There is one final issue to be addressed. While this appeal was pending, the trial court entered two nunc pro tunc orders altering appellant's sentence by (1) correcting an error in the minute order and abstract of judgment that incorrectly stated that the term imposed by the trial judge for count 4 (the robbery) was one year four months instead of one year and (2) increasing the count 4 enhancement from three years four months (or one-third the prescribed term) to 10 years. The result was to increase appellant's prison term from 37 years 4 months to life to 44 years to life.
In his second supplemental brief, appellant contends that the change in the base term was a proper correction of a clerical error to reflect the true sentence for the robbery imposed by the judge at the sentencing hearing. With respect to the increase in the enhancement, however, appellant contends that the increase was erroneous because the robbery sentence was the subordinate term, and the court's original decision to impose one-third the prescribed term for the enhancement to the robbery was the correct one. In its second supplemental letter brief, respondent does not dispute either of these contentions. Respondent concedes that the court intended to sentence appellant to the base term of one year on count 4. Respondent points out, however, that the overall sentence on count 4 was correct because, although the minute order and abstract of judgment mistakenly added four months to the base term, these documents described the enhancement as three years rather than the three years four months the judge imposed as reflected in the reporter's transcript.

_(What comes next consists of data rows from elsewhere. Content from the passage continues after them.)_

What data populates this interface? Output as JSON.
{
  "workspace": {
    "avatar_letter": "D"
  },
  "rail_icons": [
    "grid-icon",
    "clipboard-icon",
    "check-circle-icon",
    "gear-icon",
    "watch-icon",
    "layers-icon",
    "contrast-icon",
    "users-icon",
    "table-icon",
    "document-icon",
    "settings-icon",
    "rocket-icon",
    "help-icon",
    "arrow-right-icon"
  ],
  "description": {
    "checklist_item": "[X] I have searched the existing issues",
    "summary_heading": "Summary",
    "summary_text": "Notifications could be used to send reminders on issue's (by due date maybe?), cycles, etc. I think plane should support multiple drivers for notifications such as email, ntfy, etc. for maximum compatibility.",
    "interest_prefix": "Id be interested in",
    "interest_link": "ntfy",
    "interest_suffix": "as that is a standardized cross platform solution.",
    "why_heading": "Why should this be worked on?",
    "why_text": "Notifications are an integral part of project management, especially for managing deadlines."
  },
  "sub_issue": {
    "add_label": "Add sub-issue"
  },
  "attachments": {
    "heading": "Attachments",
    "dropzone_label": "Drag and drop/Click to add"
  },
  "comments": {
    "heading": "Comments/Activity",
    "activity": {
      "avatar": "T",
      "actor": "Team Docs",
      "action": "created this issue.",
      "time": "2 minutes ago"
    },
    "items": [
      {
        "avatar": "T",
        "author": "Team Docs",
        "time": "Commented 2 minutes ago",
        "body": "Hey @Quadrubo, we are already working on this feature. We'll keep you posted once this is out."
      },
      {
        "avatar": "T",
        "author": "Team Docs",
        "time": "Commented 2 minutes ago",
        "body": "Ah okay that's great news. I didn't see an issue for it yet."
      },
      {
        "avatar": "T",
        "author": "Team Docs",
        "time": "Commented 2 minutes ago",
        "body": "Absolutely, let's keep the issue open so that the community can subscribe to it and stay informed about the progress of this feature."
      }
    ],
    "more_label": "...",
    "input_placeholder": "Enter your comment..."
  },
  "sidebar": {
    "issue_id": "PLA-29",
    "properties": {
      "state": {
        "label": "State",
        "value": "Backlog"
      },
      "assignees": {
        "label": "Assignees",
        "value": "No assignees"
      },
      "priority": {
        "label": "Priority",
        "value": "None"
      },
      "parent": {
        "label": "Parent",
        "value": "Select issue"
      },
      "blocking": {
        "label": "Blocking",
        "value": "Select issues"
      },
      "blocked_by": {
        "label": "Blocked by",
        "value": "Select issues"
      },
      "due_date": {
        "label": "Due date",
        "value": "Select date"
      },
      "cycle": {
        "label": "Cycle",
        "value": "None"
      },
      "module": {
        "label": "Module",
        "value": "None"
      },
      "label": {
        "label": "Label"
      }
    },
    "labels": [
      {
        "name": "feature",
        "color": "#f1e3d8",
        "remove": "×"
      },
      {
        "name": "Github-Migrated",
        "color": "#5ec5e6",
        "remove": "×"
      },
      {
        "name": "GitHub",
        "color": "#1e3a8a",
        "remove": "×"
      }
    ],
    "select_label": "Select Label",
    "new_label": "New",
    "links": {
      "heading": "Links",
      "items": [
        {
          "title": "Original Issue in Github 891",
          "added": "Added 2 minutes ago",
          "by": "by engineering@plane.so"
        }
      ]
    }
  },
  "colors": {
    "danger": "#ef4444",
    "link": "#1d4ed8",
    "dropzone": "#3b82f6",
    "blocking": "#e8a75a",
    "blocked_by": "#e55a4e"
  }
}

Respondent further concedes that “any section 12022.53, subdivision (b) enhancement imposed on count IV is subject to the one-third requirement of section 1170.1” and that “the firearm enhancement imposed [for count 4] should be 3 years and 4 months.” Accordingly, respondent admits the nunc pro tunc increase in the enhancement on count 4 was in error. These matters must be remanded for correction.
The judgment is reversed as to the sentence on count 4 only, and the matter remanded so that the sentence and abstract of judgment can be corrected to reflect that the base term for count 4 is one year and the enhancement is three years four months. In all other respects, the judgment is affirmed.
FN1. All statutory references herein are to the Penal Code unless otherwise specified.. FN1. All statutory references herein are to the Penal Code unless otherwise specified.
2. As is discussed below, the minute order and abstract of judgment conflict with the reporter's transcript, and shows a sentence of 16 months plus 3 years for the enhancement on count 4.
3. Appellant was under 18 at the time, and was therefore remanded to juvenile authorities until age 21.
4. “ ‘[T]hreatening to retaliate’ ” is defined in the statute to mean “a threat to kidnap or falsely imprison, or to inflict extreme pain, serious bodily injury, or death.” (§ 288a, subd. (l ).)
We concur: EPSTEIN, P.J., and HASTINGS, J.